TUNIS, Tunisia - Authorities bolstered security across the country Friday amid fears of more attacks after a museum massacre claimed by the Islamic State and carried out by gunmen who apparently trained in Libya.

Security forces were deployed at key sites including the main Mediterranean port in the capital, Tunis, and the headquarters of state radio following a threat against the broadcaster. An Interior Ministry spokesman said police were aware of a specific threat against Radio Tunisia but gave no other details. The full-scale security patrols were reminiscent of the dispatch of troops across France after a series of attacks in Paris by Islamist gunmen in January.

As in France, demonstrators in Tunisia were also voicing their resolve to stand up to terrorism in the country that sparked the Arab Spring revolts across the region four years ago.

In Tunis, hundreds gathered, waving Tunisian flags in a show of solidarity against the attacks at the world-renowned Bardo National Museum. Some held aloft signs reading "Je Suis Bardo," French for "I am Bardo," echoing the defiant phrase "Je Suis Charlie" following the Paris attacks that began at the satirical newspaper Charlie Hebdo.

On Thursday, the Islamic State said that two of its fighters had carried out the museum attack that killed 21 foreign tourists - the latest death reported Friday - in a rampage that raised fears of the jihadist group's growing international footprint.

Rafik Chelli, the Interior Ministry's top security official, said Friday the attackers had slipped out of Tunisia in December and received weapons training in neighboring Libya. Chelli, speaking on the el-Hiwar el-Tounsi TV channel, said authorities did not have further details.

But a friend of one of the slain gunmen said the training was in the eastern Libyan city of Derna, which is partly controlled by groups loyal to the Islamic State.

In an audio recording distributed online, the Islamic State said the gunmen, both Tunisians, struck "citizens of the Crusader countries," according to a translation by the SITE Intelligence Group. The statement marked the first time the Islamic State has claimed an operation in the North African nation.

In Washington, White House spokesman Josh Earnest said Friday there was no clear evidence yet linking the Islamic State to the Tunis attacks.The two militants - who were killed in a shootout at the museum Wednesday - appear to have been radicalized in their home towns in a province bordering Algeria and apparently traveled to Libya for training, according to local media reports and an interview with a friend of one of the militants' families.
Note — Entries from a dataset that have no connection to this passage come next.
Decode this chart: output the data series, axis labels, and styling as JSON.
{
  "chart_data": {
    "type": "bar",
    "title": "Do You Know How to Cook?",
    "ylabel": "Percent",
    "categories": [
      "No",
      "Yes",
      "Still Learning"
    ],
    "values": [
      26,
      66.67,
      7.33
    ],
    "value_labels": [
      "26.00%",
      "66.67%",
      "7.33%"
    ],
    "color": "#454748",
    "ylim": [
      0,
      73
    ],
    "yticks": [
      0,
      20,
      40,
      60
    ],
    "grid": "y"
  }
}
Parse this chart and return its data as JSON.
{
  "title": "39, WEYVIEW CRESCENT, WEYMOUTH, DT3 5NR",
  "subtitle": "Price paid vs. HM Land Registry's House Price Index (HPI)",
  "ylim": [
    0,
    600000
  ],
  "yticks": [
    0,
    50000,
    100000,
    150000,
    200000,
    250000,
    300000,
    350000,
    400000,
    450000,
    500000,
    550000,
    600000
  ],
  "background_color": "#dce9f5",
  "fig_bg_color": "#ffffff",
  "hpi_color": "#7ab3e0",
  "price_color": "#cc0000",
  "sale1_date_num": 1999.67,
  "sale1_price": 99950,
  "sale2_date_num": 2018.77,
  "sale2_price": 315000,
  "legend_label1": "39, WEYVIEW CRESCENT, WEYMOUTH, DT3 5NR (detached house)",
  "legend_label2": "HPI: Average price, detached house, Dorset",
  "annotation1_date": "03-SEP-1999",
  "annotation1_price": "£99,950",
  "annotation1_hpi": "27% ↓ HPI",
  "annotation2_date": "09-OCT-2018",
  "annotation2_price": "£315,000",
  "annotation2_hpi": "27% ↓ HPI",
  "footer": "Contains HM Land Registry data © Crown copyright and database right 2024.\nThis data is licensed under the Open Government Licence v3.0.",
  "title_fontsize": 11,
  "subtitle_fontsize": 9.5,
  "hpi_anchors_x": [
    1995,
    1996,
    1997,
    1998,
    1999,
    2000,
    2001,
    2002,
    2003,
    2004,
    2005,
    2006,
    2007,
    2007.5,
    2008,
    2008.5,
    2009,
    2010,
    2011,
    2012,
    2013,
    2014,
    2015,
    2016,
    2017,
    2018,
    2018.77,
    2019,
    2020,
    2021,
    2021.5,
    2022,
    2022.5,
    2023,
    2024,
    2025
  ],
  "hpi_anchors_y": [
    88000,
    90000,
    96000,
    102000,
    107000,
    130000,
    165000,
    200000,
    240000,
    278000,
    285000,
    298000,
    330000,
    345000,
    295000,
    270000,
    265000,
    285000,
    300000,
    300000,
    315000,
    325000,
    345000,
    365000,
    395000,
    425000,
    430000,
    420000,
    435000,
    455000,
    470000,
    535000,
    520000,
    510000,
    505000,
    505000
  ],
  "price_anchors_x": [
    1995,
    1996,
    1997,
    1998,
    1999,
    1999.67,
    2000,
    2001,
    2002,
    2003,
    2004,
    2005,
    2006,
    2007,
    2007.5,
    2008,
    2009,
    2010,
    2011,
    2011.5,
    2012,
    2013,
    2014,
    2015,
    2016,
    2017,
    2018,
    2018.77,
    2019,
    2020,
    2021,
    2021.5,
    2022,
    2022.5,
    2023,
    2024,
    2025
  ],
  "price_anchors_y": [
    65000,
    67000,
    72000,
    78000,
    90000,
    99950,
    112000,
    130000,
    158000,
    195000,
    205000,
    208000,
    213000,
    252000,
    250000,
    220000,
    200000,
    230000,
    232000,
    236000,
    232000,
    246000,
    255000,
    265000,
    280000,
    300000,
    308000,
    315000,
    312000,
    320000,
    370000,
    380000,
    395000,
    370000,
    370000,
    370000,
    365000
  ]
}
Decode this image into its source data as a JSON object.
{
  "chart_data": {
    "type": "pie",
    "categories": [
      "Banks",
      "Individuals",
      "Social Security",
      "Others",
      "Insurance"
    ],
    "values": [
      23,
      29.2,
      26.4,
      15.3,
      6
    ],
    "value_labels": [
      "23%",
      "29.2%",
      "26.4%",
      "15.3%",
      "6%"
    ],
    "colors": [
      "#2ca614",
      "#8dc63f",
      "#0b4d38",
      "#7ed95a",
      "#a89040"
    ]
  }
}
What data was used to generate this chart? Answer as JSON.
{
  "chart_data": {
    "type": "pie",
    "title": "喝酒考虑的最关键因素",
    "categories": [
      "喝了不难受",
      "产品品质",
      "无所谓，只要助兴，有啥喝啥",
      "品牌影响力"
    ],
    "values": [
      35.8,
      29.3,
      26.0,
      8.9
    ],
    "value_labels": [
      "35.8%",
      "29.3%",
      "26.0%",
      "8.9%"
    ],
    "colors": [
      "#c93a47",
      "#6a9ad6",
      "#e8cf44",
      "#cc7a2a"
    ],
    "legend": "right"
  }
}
Their brazen assault has highlighted the danger that the violent jihadist movement poses to this nation, which gave birth to the Arab Spring and is struggling to maintain its democracy.

"I want the Tunisian people to understand that we are in a merciless war against terrorism and that these savage minorities do not frighten us," Tunisian President Beji Caid Essebsi said Thursday.

Tunisian authorities said nine people were arrested in the attack, which killed tourists from countries including Italy, Spain, Britain, Belgium, France, Colombia, and Japan.

Two cruise ships whose passengers were among those killed, reached Spain Friday.

Giovana Gonzalez of Miami had just left a restroom at the end of a museum tour when the attackers "started shooting everybody," the Associated Press reported. "Everyone ran in different directions," she told reporters after disembarking from her cruise ship in Barcelona. She and her husband were on a cruise to celebrate their 25th anniversary.

In Palma, Spanish cruise ship passenger Catalina Llinas told reporters she and her husband visited the Roman ruins of Carthage instead of joining the trip to the museum. "It could have been us," she said.